Saturday, July 4, 2009

On Writing & the General Failure of a Man out of his Element

I recently overcame what I considered to be a major obstacle in the writing of the Grimm book; and I was surprised at how easily that allowed me (today) to slide right back into the flow of the story.

Basically, I sat down with a blank sheet of paper and started thinking about all the ways I thought the story was failing, and what I would need to do to get around (or plow through) those shortcomings. It, admittedly, began with a glimmer of an idea I had while working; but once I started, it flowed out of me like - well, that's kind of crass.

It is entirely plausible that I am back on track and the first book (that I'm going to publish) should be ready to farm out to publishers (and agents?) before Halloween. Maybe a lot sooner.

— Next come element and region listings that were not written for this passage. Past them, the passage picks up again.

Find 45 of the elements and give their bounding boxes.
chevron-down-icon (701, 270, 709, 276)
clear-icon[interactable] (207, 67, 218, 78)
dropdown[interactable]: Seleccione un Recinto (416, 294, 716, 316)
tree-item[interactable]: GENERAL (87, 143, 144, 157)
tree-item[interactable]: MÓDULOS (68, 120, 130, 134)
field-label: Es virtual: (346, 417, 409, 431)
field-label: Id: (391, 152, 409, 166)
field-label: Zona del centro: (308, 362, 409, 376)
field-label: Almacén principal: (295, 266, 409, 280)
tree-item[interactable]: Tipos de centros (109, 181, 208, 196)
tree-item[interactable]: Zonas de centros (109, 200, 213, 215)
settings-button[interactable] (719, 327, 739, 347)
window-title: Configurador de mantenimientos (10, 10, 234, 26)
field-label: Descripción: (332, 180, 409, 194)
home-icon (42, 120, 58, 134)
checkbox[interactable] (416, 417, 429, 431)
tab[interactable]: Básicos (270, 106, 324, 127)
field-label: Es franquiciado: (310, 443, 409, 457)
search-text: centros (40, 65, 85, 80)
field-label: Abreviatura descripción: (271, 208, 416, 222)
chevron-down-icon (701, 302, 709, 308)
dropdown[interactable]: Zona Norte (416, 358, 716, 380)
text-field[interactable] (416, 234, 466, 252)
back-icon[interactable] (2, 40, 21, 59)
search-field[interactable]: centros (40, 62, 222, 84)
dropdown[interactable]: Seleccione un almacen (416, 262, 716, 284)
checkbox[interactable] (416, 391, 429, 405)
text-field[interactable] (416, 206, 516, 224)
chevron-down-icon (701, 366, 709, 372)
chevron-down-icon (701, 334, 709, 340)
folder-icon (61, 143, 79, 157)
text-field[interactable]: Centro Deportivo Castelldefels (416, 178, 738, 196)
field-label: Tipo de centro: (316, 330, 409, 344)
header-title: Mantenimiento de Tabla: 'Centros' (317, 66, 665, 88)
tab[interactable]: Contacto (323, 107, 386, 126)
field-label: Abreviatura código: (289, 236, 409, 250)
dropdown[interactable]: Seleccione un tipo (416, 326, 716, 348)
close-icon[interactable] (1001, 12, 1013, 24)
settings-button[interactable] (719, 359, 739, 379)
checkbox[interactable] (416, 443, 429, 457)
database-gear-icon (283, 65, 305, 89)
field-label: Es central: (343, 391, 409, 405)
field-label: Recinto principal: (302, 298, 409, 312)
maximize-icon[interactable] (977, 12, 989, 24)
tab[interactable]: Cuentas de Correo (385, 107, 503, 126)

In other news: a recent personality profile I was labeled, The Observer - hit the nail on the head in new (and somewhat sobering) ways:

It's possible that you have tremendous knowledge, gained through the analysis of books, movies, games, and scientific research. You probably know far more than men who are more successful with women, but you can't seem to find opportunities to display your intellect and talent. One of your major obstacles is your inability to take action, which prevents you from accomplishing your social goals.

You can occasionally be found at the back of a social event clutching your drink and perhaps looking busy. You sometimes feel afraid to get out on the dance floor, or even to speak to strangers. You may watch your friends cavort on tables or drink body shots with women while you quietly nurse your drink. Often, you find yourself standing on the sidelines watching others have all the fun.

Maybe there are times when you can't even muster the courage to get out of the house just for the opportunity to meet that special someone. You are generally considered shy. Fear of rejection and validation keep you in your invisible Plexiglas box. You have a strong desire to be liked and accepted by others, but you have a tendency to not put your self on the line, thus closing your self off to the very thing you so desperately seek.

There you are, sitting on a park bench as life passes you by. Your mind races constantly measuring the temperature of the situation to see if it's OK yet to dive in and take a social swim. Meanwhile, as you are sitting there, at least a dozen beautiful opportunities pass you by. At least you get to admire their backsides. As Grace Hopper said, "A ship in port is safe, but that's not what ships are built for." Time to start living your life to the fullest.

I don't feel, now, as cooped-up inside as - say - a year ago; but it's still the starting point. I'm amazed when I evaluate my life how far I went, and how far I've fallen. It would be depressing if I wasn't learning how discomfort causes us to act.